You can find more info about the talk on James’ blog, and listen to the talk on Huffduffer or view the slides on Slideshare.

 

Title slide: Everything the Network Touches

[ image courtesy Tom ]

My lovely and fantastically talented old pal Tom Coates wowed the audience with an utterly enthralling talk about the web of data (geeky confession, Tom and I met on t’internet even before we started blogging back in 2000 – we met on Usenet, way back in 1997/8, which is mindboggling as I can’t believe how the time’s flown by!) I can’t do it justice here, as Tom’s a masterful storyteller, and the journey he took us on was enlightening and wondrous. His slides were also the most beautiful I’ve ever seen (and I know how much he slaved over them!) – as such the deck’s a monstrous 1Gb+, and so too big to put up with all the beautiful videos and builds, but you can listen to the talk on Huffduffer and view the slides for yourself (warning – compressed PDF, but still 50Mb.)

 

[ play with the visuals here ]

Others found rather more creative ways to show their highlights of the day – the super-smart fellas at Rattle produced an awesome way to visualise their highs and lows of the day, a graph which updates in real time from their Twitter updates – and they’ve made the code freely available so you can tinker around with it yourself.

 

This weekend saw another conference, this time OpenTech 2010, which was a cracking day with lots of really thought provoking sessions, exploring the intersection between technology, politics, social change and justice.

[ photo courtesy Alice ]

Too much to detail here, but the day ranged from from a talk about the crowd-funded documentary Just Do It (about ‘getting off your arse and changing the world), to Open Data in clinical trials from everyone’s favourite Bad Scientist Dr Ben Goldacre, the awesomeness that happens when geeks meet government at Rewired State from the incredible Emma Mulqueeny (and her scarily talented Young Rewired state developers), jawdropping carbon usage visualisations from Gavin Starks from AMEE, the importance of preservation from Bill Thompson (lots of common ground with James Bridle’s aforementioned dConstruct talk), fantastic and inspiring stuff from the data.gov.uk team (including the always-impressive Chris Thorpe), and a wonderful panel on using the game-space for public engagement and social good from Alice Taylor, Tom Chatfield & surprise panellist Cory Doctorow (although sadly scheduled against Phil Gyford’s session on his terrific Today’s Guardian, which I was gutted to have missed).

 

I sadly had to duck out of the last session, but left feeling thoroughly stimulated, engaged & fired up. One of my personal highlights was the time spent chatting with the brilliant Dan Lockton, a designer who’s exploring how design can be used to influence behaviour – how people use products, systems and environments; how designers can influence interaction, and how we can design for sustainable behaviour.

[ image courtesy Dan ]

I’ve been a keen follower of his work for some time, and had eagerly downloaded his Design with Intent toolkit when it was first made available – and I’d urge you to check it out:

It’s in the form of 101 simple cards, each illustrating a particular ‘gambit‘ for influencing people’s interactions with products, services, environments, and each other, via the design of systems. They’re loosely grouped according to eight ‘lenses‘ bringing different disciplinary perspectives on behaviour change.

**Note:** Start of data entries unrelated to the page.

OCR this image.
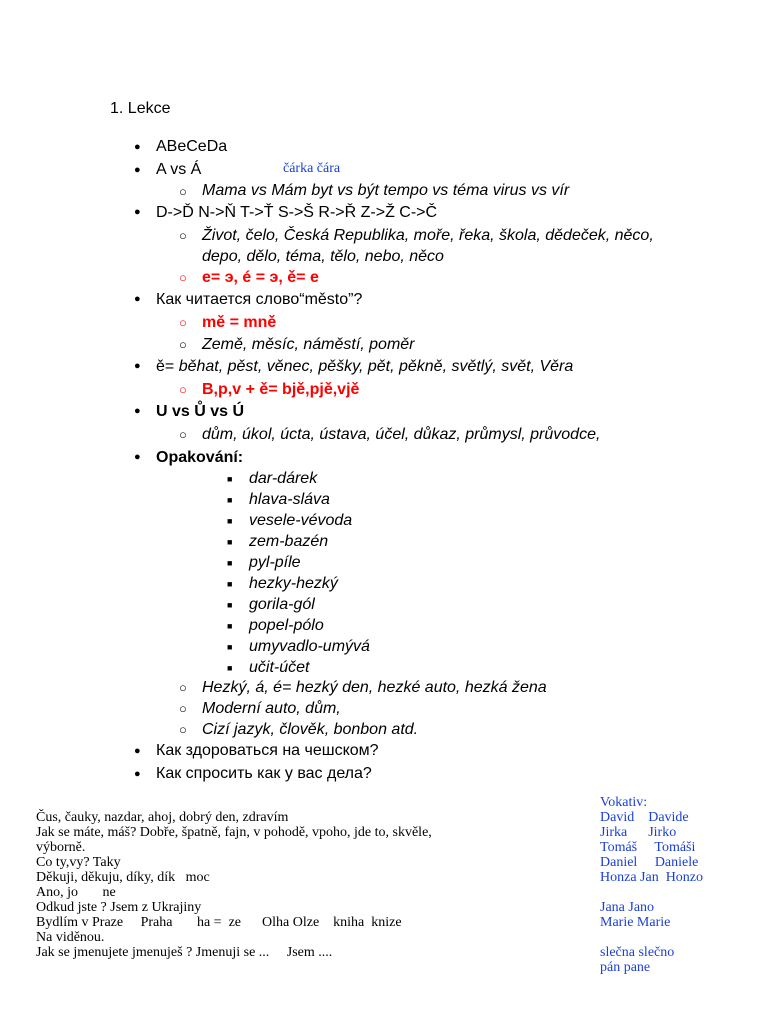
1. Lekce
● ABeCeDa
● A vs Á	čárka čára
○ Mama vs Mám byt vs být tempo vs téma virus vs vír
● D->Ď N->Ň T->Ť S->Š R->Ř Z->Ž C->Č
○ Život, čelo, Česká Republika, moře, řeka, škola, dědeček, něco,
depo, dělo, téma, tělo, nebo, něco
○ e= э, é = э, ě= е
● Как читается слово“město”?
○ mě = mně
○ Země, měsíc, náměstí, poměr
● ě= běhat, pěst, věnec, pěšky, pět, pěkně, světlý, svět, Věra
○ B,p,v + ě= bjě,pjě,vjě
● U vs Ů vs Ú
○ dům, úkol, úcta, ústava, účel, důkaz, průmysl, průvodce,
● Opakování:
■ dar-dárek
■ hlava-sláva
■ vesele-vévoda
■ zem-bazén
■ pyl-píle
■ hezky-hezký
■ gorila-gól
■ popel-pólo
■ umyvadlo-umývá
■ učit-účet
○ Hezký, á, é= hezký den, hezké auto, hezká žena
○ Moderní auto, dům,
○ Cizí jazyk, člověk, bonbon atd.
● Как здороваться на чешском?
● Как спросить как у вас дела?
Čus, čauky, nazdar, ahoj, dobrý den, zdravím
Jak se máte, máš? Dobře, špatně, fajn, v pohodě, vpoho, jde to, skvěle,
výborně.
Co ty,vy? Taky
Děkuji, děkuju, díky, dík   moc
Ano, jo       ne
Odkud jste ? Jsem z Ukrajiny
Bydlím v Praze     Praha       ha =  ze      Olha Olze    kniha  knize
Na viděnou.
Jak se jmenujete jmenuješ ? Jmenuji se ...     Jsem ....
Vokativ:
David    Davide
Jirka      Jirko
Tomáš     Tomáši
Daniel     Daniele
Honza Jan  Honzo
Jana Jano
Marie Marie
slečna slečno
pán pane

The intention is that the cards are useful at the idea generation stage of the design process, helping designers, clients and – perhaps most importantly – potential users themselves explore behaviour change concepts from a number of disciplines, and think about how they might relate to the problem at hand.

Dan was kind enough to give me a lovely physical deck of his cards, which was absolutely awesome as they are truly going to be an indispensable part of my planning arsenal. You can download the cards for free, and Dan’s hoping to be able to sell sets of physical cards (at cost) soon, which I urge you to do as they’re absolutely delightful, and a cracking aide to thinking about things differently.